This paper presents and discusses an experience based working approach and philosophy for geological modelling. The aim is to encourage a discussion on how to best balance and synergize powerful modelling technologies available today with bright thinking of scientists working for the petroleum industry. This method consists of (1) proper model framing in order to meet business objectives, (2) analysis of a suitable modelling technique to enable effective delivery of results, (3) in-depth uncertainty analysis through a dissection of the subsurface into its individual components, (4) selection of appropriate range of subsurface scenarios which cover uncertainties and risks (5) a variety of manipulative tools which can help to implement subsurface concepts which cannot easily be addressed with geostatistics and (6) a threefold tactic ("self-criticism" - "supervision" - "peer review") to facilitate quality control.

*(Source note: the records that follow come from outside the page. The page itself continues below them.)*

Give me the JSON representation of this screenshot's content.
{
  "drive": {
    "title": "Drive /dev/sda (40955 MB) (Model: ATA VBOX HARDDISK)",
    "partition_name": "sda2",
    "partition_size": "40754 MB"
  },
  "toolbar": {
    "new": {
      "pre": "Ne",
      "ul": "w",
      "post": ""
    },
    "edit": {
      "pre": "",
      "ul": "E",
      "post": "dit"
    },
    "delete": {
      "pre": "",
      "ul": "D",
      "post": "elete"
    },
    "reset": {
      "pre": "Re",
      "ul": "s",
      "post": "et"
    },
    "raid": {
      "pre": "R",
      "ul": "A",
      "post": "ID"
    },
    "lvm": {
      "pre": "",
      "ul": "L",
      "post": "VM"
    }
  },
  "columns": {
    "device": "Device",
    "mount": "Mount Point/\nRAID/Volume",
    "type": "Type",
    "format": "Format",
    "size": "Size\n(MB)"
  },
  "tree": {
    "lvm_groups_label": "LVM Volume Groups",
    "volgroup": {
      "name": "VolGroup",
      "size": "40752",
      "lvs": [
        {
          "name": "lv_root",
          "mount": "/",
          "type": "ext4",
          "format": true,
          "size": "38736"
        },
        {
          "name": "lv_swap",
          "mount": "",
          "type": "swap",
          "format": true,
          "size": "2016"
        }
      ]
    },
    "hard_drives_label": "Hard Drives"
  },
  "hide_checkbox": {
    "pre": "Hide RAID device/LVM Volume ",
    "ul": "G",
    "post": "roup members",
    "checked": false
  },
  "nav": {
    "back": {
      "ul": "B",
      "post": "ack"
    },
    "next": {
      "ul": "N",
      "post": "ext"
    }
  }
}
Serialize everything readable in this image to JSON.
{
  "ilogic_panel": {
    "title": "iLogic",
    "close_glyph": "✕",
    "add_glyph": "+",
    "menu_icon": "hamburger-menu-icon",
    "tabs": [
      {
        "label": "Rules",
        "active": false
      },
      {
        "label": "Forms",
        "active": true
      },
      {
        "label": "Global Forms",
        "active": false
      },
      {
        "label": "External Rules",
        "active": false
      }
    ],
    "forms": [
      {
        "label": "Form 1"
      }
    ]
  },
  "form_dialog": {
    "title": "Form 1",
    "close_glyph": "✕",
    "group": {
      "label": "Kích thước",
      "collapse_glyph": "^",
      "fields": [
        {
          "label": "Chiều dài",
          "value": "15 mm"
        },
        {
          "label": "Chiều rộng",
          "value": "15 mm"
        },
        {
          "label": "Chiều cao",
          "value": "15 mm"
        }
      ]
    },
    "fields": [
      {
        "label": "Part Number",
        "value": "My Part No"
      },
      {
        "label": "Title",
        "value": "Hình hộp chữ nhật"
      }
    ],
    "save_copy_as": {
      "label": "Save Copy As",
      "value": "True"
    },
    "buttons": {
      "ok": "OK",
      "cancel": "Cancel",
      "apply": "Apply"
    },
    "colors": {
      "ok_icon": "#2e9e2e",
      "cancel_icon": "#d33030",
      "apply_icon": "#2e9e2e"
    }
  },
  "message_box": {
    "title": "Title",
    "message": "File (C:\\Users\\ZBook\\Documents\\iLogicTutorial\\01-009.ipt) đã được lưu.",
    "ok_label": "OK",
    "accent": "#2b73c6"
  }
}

This paper provides some nontechnical and technical methods which may help to achieve static geological modelling results faster and with a stronger link to business objectives.
The challenge today is not to fall prey to the "menace of the black box" by over-using powerful computer programs. Now-adays, with statistical algorithms being quite advanced, different models can be run in a very short time and the temptation is large to mechanically advance pushing buttons beyond the objectives and the aim of the modelling exercise planned. Modelling should not be chasing a "holy grail", but use the computing power efficiently and in a fit for purpose way to improve subsurface understanding, to plan and execute development projects in a safe and successful manner and to keep geological information and interpretation understandable and auditable.
Before the start of every modelling exercise a generic framing exercise should be organized. Framing the planned modelling effort is aimed at (1) ensuring the modelling exercise is set on the right track from the start (2) avoiding misunderstanding between different parties involved and (3) to identify gaps in input data/concepts, manpower/funding, technical infrastructure available.